There’s ‘Cougartown’ about a 40 something divorcee. And while the show focuses on how she is on the prowl for younger men, there’s an underlying issue there as well, as she feels she has entered into a stage of age that she is not ready for. A conflict between her 40 something best friend and 20 something new friend. That idea of relating to one another despite the fact that as younger people we are not always on the level of older people and as older people we get annoyed with the younger people. There is a moment of realization that sometimes, in some ways, age sort of defines you. The question is how? It doesn’t last, those moments, but they are still cognizant.
In ‘Men of a Certain Age,’ the issue is as blatant as the title. But it also transcends the issue of relationships because these male characters aren’t just dealing with how they appear on the singles scene but how their work, their overall fulfillment figures into their lives.
I’m sure it’s all really poignant and understood by people who have experienced far more than I – but to me it’s just scary. Scary to think that eventually we’ll all be asking the same questions then as we do now.
When it comes to age, we watch our children break into a sprint to act older than they are – throwing their childhood away for pre-teen speak and questionable clothing. We deal with decisions regarding our elderly parents, wondering what form of care for them is best when the time comes to question whether they should have to continue caring for themselves.
And we watch as one of the world’s most relentless and hateful diseases, Alzheimers, rips everything that we have gained throughout our ages away.
We begin to think in terms of should. Should we have gotten married. Should we have gotten divorced. Should we get married, if we haven’t?

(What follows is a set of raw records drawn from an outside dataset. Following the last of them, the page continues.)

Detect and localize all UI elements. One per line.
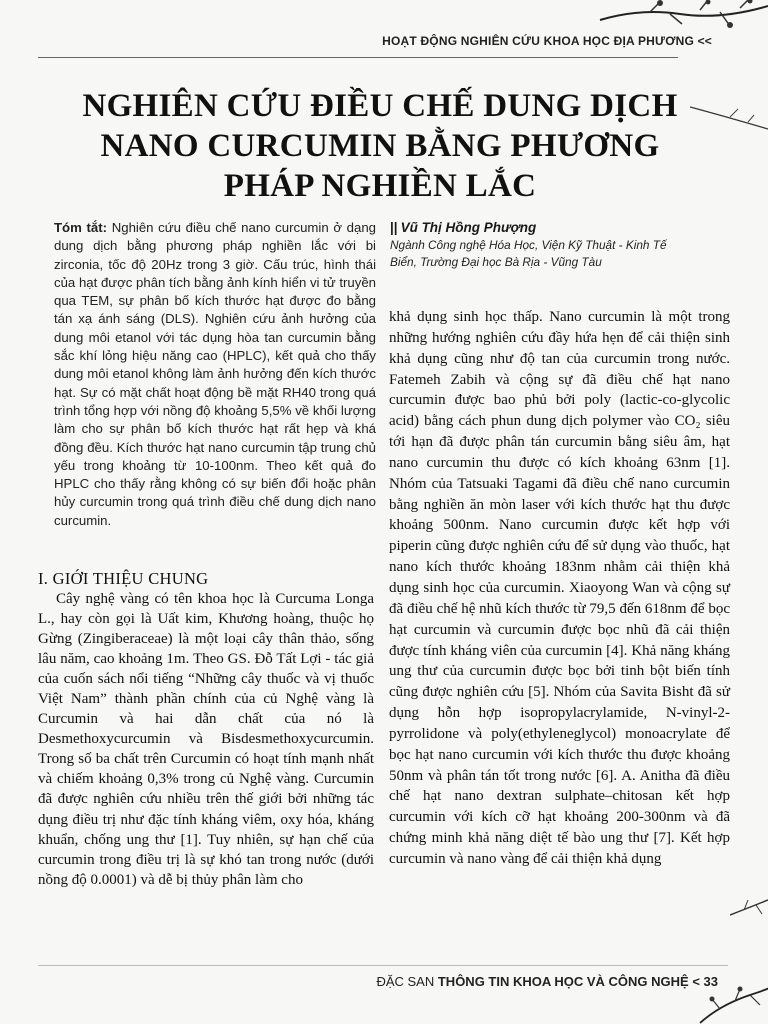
author-bar: || [390,220,398,235]
branch-ornament-bottom-icon [690,985,768,1024]
branch-sketch-lower-icon [730,890,768,930]
title-line-2: NANO CURCUMIN BẰNG PHƯƠNG [100,128,660,164]
abstract-text: Nghiên cứu điều chế nano curcumin ở dạng dung dịch bằng phương pháp nghiền lắc với bi zirconia, tốc độ 20Hz trong 3 giờ. Cấu trúc, hình thái của hạt được phân tích bằng ảnh kính hiển vi tử truyền qua TEM, sự phân bố kích thước hạt được đo bằng tán xạ ánh sáng (DLS). Nghiên cứu ảnh hưởng của dung môi etanol với tác dụng hòa tan curcumin bằng sắc khí lỏng hiệu năng cao (HPLC), kết quả cho thấy dung môi etanol không làm ảnh hưởng đến kích thước hạt. Sự có mặt chất hoạt động bề mặt RH40 trong quá trình tổng hợp với nồng độ khoảng 5,5% về khối lượng làm cho sự phân bố kích thước hạt rất hẹp và khá đồng đều. Kích thước hạt nano curcumin tập trung chủ yếu trong khoảng từ 10-100nm. Theo kết quả đo HPLC cho thấy rằng không có sự biến đổi hoặc phân hủy curcumin trong quá trình điều chế dung dịch nano curcumin. [54,220,376,528]
footer-rule [38,965,728,966]
left-column-paragraph: Cây nghệ vàng có tên khoa học là Curcuma Longa L., hay còn gọi là Uất kim, Khương hoàng, thuộc họ Gừng (Zingiberaceae) là một loại cây thân thảo, sống lâu năm, cao khoảng 1m. Theo GS. Đỗ Tất Lợi - tác giả của cuốn sách nổi tiếng “Những cây thuốc và vị thuốc Việt Nam” thành phần chính của củ Nghệ vàng là Curcumin và hai dẫn chất của nó là Desmethoxycurcumin và Bisdesmethoxycurcumin. Trong số ba chất trên Curcumin có hoạt tính mạnh nhất và chiếm khoảng 0,3% trong củ Nghệ vàng. Curcumin đã được nghiên cứu nhiều trên thế giới bởi những tác dụng điều trị như đặc tính kháng viêm, oxy hóa, kháng khuẩn, chống ung thư [1]. Tuy nhiên, sự hạn chế của curcumin trong điều trị là sự khó tan trong nước (dưới nồng độ 0.0001) và dễ bị thủy phân làm cho [38,591,374,888]
page-number: < 33 [688,974,718,989]
title-line-1: NGHIÊN CỨU ĐIỀU CHẾ DUNG DỊCH [82,88,678,124]
running-header-text: HOẠT ĐỘNG NGHIÊN CỨU KHOA HỌC ĐỊA PHƯƠNG << [382,34,712,48]
abstract-label: Tóm tắt: [54,220,108,235]
footer-journal: THÔNG TIN KHOA HỌC VÀ CÔNG NGHỆ [437,974,689,989]
footer-prefix: ĐẶC SAN [376,974,438,989]
affiliation-line-2: Biển, Trường Đại học Bà Rịa - Vũng Tàu [390,255,602,269]
header-rule [38,57,678,58]
author-line [390,219,730,237]
page-footer [376,974,718,989]
section-heading: I. GIỚI THIỆU CHUNG [38,569,209,588]
author-name: Vũ Thị Hồng Phượng [400,220,537,235]
left-column-body [38,589,374,890]
title-line-3: PHÁP NGHIỀN LẮC [223,168,537,204]
right-column-body [389,307,730,870]
affiliation-line-1: Ngành Công nghệ Hóa Học, Viện Kỹ Thuật - Kinh Tế [390,238,667,252]
abstract [54,219,376,530]
author-block [390,219,730,271]
right-column-paragraph: khả dụng sinh học thấp. Nano curcumin là một trong những hướng nghiên cứu đầy hứa hẹn để cải thiện sinh khả dụng cũng như độ tan của curcumin trong nước. Fatemeh Zabih và cộng sự đã điều chế hạt nano curcumin được bao phủ bởi poly (lactic-co-glycolic acid) bằng cách phun dung dịch polymer vào CO₂ siêu tới hạn đã được phân tán curcumin bằng siêu âm, hạt nano curcumin thu được có kích khoảng 63nm [1]. Nhóm của Tatsuaki Tagami đã điều chế nano curcumin bằng nghiền ăn mòn laser với kích thước hạt thu được khoảng 500nm. Nano curcumin được kết hợp với piperin cũng được nghiên cứu để sử dụng vào thuốc, hạt nano kích thước khoảng 183nm nhằm cải thiện khả dụng sinh học của curcumin. Xiaoyong Wan và cộng sự đã điều chế hệ nhũ kích thước từ 79,5 đến 618nm để bọc hạt curcumin và curcumin được bọc nhũ đã cải thiện được tính kháng viên của curcumin [4]. Khả năng kháng ung thư của curcumin được bọc bởi tinh bột biến tính cũng được nghiên cứu [5]. Nhóm của Savita Bisht đã sử dụng hỗn hợp isopropylacrylamide, N-vinyl-2-pyrrolidone và poly(ethyleneglycol) monoacrylate để bọc hạt nano curcumin với kích thước thu được khoảng 50nm và phân tán tốt trong nước [6]. A. Anitha đã điều chế hạt nano dextran sulphate–chitosan kết hợp curcumin với kích cỡ hạt khoảng 200-300nm và đã chứng minh khả năng diệt tế bào ung thư [7]. Kết hợp curcumin và nano vàng để cải thiện khả dụng [389,309,730,867]
running-header [320,30,720,52]
article-title [30,86,730,206]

So it is, that I am often arrested by time, wondering just how to ensure it is well spent. Wondering what it means to gain another year, to move into another age box on the standard doctor’s office or general information form. Are we supposed to get smarter? Learn how to care for ourselves better? Drop the dead weight that takes the form of toxic relationships or unfulfilled jobs or that fear that can keep us from moving? Take a plunge?
Sitting there, my lime sweetening up my drink, I had a thought. That if these are the questions of the 20s, then I’m hoping for new questions in the 30s. Maybe the 20s are all about looking back at who we always were and the 30s open the door to who we will be. We don’t have to keep craning our necks into the past. We can focus solely on who we are, who we’ll be and now who we aren’t.
But I didn’t say anything about that thought. I didn’t want to jinx it.
Still, if in 10 years I’m sitting up at a quiet bar somewhere with that same friend and maybe a couple of others who remember the 20 something me, while hanging around with the 30 something me? Well, I can say I would consider that some time well spent.